O elemento sistemático compreende a consideração de outras disposições que formam o complexo normativo do instituto em que se integra a norma interpretada, isto é, que regula a mesma matéria (contexto da lei), assim como a consideração de disposições legais que regulam problemas normativos paralelos ou institutos afins (lugares paralelos). Compreende, ainda, o lugar sistemático que compete à norma interpretada no ordenamento global, assim como a sua consonância com o espírito ou unidade intrínseca de todo o ordenamento jurídico. O elemento histórico, por seu turno, compreende todas as matérias relacionadas com a história do preceito material da mesma ou de idêntica questão, as fontes da lei e os trabalhos preparatórios.

O elemento racional, ou teleológico, consiste na razão de ser da norma (ratio legis), no fim visado pelo legislador ao editar a norma, nas soluções que tem em vista e que pretende realizar. A propósito deste critério realça Ferrara que "É preciso que a norma seja entendida no sentido que melhor responda à consecução do resultado que quer obter. Pois que a lei se comporta para com a ratio iuris, como o meio para com o fim: quem quer o fim quer também os meios.

Para se determinar esta finalidade prática da norma, é preciso atender às relações da vida, para cuja regulamentação a norma foi criada. Devemos partir do conceito de que a lei quer dar satisfação às exigências económicas que brotam das relações (natureza das coisas). E portanto ocorre em primeiro lugar um estudo atento e profundo, não só do mecanismo técnico das relações, como também das exigências que derivam daquelas situações, procedendo-se à apreciação dos interesses em causa (32)

Contrapondo tais critérios à questão que nos é proposta verifica-se que, com a actual entrada em vigor do RGIT, o legislador alterou a estrutura do tipo em referência afastando o elemento «apropriação» e determinando que a conduta incriminada passaria a assumir uma natureza essencialmente omissiva.

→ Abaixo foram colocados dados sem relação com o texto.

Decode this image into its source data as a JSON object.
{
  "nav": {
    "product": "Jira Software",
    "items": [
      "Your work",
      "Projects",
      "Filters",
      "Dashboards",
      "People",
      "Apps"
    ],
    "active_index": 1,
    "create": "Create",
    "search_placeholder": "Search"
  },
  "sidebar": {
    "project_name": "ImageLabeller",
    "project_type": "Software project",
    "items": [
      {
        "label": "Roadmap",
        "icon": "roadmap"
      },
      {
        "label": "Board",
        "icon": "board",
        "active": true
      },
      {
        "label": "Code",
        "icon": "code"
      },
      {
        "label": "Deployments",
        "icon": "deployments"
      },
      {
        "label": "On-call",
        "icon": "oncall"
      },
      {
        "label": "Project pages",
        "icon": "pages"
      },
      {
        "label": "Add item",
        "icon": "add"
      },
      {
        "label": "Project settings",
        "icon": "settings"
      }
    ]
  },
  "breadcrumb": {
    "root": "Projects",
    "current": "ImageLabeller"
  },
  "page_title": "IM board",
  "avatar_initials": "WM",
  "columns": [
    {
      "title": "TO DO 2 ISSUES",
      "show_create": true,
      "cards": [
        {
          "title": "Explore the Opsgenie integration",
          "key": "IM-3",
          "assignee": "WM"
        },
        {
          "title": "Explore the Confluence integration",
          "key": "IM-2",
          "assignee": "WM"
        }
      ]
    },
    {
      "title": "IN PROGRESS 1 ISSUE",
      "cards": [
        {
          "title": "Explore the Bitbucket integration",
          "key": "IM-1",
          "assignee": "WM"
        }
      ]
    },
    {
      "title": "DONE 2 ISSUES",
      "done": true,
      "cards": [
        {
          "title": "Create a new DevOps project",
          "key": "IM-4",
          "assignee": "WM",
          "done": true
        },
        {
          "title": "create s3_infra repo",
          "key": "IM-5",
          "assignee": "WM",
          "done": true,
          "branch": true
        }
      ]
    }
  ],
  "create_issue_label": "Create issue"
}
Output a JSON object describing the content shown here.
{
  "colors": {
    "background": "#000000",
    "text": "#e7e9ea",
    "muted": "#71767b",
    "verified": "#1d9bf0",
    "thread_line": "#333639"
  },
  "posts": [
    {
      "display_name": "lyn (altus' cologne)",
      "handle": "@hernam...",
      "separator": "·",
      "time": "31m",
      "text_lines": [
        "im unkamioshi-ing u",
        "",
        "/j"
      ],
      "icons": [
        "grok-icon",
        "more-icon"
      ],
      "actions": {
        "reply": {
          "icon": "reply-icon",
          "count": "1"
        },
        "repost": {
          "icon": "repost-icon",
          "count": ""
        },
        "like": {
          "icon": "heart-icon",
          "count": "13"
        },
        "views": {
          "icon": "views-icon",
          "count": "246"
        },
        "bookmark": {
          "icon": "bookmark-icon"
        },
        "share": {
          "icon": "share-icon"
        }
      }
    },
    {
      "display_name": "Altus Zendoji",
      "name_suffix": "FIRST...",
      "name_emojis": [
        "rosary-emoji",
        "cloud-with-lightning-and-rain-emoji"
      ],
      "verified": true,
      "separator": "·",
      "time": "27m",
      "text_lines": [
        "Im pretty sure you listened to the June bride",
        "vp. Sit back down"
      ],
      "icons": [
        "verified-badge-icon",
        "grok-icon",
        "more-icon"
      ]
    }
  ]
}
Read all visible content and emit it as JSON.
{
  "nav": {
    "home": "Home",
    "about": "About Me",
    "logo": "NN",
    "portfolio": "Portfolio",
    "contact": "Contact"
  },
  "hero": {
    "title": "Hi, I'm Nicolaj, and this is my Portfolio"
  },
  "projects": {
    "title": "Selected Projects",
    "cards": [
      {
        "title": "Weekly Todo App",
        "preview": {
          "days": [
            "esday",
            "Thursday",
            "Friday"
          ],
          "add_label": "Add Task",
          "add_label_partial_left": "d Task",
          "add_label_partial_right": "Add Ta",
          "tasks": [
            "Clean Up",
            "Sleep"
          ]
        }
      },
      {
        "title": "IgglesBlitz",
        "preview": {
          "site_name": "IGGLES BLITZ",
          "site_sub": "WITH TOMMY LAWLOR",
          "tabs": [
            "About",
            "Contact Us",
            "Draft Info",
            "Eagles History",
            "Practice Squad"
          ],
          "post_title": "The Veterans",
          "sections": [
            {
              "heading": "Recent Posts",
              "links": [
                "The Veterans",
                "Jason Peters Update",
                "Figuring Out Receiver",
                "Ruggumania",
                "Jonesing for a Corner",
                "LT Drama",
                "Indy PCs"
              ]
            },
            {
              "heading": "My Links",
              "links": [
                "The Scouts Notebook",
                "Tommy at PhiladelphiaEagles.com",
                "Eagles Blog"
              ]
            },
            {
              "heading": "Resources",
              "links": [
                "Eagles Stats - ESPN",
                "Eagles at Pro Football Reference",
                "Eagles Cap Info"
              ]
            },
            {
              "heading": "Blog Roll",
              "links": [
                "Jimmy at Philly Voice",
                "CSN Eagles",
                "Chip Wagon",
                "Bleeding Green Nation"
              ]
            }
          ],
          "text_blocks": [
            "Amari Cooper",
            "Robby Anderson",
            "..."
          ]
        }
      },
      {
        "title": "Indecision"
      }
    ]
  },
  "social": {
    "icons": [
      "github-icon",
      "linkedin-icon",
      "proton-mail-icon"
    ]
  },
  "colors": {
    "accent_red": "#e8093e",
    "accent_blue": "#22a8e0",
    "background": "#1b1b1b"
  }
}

Na opinião de Nuno Lumbrales denota-se agora um vazio ético do tipo, que tem por base razões pragmáticas e de política criminal, negligenciando-se razões dogmáticas relacionadas com o bem jurídico tutelado. (33)

Sobre a identificação do bem jurídico nesta tipologia criminal, e na opinião do mesmo autor, este é constituído por dois elementos distintos, ou, pelo menos, por um deles: a tutela do erário público e do interesse do Estado na integral obtenção das receitas tributárias, e/ou, por outro lado a tutela dos deveres de cooperação do sujeito passivo para com o credor tributário, entre os quais se contam os que consubstanciam a relação de confiança entre o substituto tributário e aquele credor, designadamente o dever de entrega atempada da prestação tributária.

Como se teve ocasião de acentuar no Acórdão de Uniformização de Jurisprudência 8/2010, e no que toca a este tema, partimos do pressuposto inarredável de que o Estado social e as suas conquistas no bem-estar da sociedade só são possíveis pelo financiamento proporcionado pelo Estado fiscal ou, como refere Cecília Xavier, «o actual Estado social, de facto, configura-se como um Estado fiscal, significando que as suas necessidades financeiras são essencialmente cobertas pela receita oriunda dos impostos. Esta é, aliás, a nota predominante dos estados sociais de direito».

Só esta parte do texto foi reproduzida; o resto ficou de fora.